We looked at each other, and shared a laugh for no reason.
“Maybe you’re right,” I said. “I guess it would be smarter to go straight to the ship than to waste time stopping by their office on a hunch. Are you coming with me?”
“Sure — as far as the first-aid room. It’s right on this floor, somewhere in back. You’ve got to attend to a sprain or it’ll get worse.”
“Hold on just a minute. That’s not what you said before. You promised you’d help me find them.”
“I did?”
“Besides, first aid isn’t going to help me drive my jeep. It’s parked down in the underground parking lot. The clutch weighs a ton.”
“You want me to drive it?”
“What’s the matter, can’t you drive?”
“Are you kidding? You’re looking at a former truckdriver. I’m just wondering why I should go that far out of my way for you.”
“Well, I gave you back your watch, but I notice you haven’t given me back my ticket.”
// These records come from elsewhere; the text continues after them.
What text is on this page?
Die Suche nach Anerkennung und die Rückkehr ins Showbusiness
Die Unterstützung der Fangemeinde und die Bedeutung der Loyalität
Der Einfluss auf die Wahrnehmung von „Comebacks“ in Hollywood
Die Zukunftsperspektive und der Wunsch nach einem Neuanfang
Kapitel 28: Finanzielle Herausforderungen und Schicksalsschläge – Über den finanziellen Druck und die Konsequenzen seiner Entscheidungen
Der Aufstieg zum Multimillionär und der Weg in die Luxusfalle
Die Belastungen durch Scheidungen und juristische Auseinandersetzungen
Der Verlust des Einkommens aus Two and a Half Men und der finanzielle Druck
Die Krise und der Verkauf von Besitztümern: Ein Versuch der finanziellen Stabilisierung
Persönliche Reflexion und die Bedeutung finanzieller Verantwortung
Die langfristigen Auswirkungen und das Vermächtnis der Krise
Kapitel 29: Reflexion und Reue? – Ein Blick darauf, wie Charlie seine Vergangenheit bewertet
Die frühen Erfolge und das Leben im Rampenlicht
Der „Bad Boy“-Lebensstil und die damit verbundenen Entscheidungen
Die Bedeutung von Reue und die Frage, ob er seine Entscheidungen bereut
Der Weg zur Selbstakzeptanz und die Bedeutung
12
“If you want it back, just say so. I thought you’d traded me this for the rest of the eupcaccias.” He started to get up, fumbling in his hip pocket. Alarm took possession of me, as if I were watching an egg roll toward a table edge.
“Nobody’s asking for it back!”
“Lower your voice, will you?” he said. “I can’t stand loud voices. Dogs barking, hogs squealing, people yelling — it all drives me nuts.”
Hogs. Did someone say hogs? My ears buzzed as if filled with crawling insects. I wasn’t always a porker. When I was a boy, I was as skinny as a shish kebab skewer. Not all hogs are fat, either, as far as that goes. “Hog” became synonymous with “Fatso” back when ninety percent of all hogs raised were Yorkshires. The Yorkshire is a lard breed, and before synthetic oils and fats came into wide use, it was an important source of fat. Not just cooking fat: lard from Yorkshire hogs was used for a variety of things, from all-purpose salve and tallow to ointment for rectal suppositories — even a mustache pomade said to have been popular with the French aristocracy. Then, as demand for pork grew, the Yorkshire breed gave way increasingly to the bacon-type Landrace breed and the loin-and-ham-type Berkshire breed, both of which have a thin fat layer and a high proportion of excellent lean meat. With four extra ribs, the newer breeds were considerably longer and sturdier than their ancestors.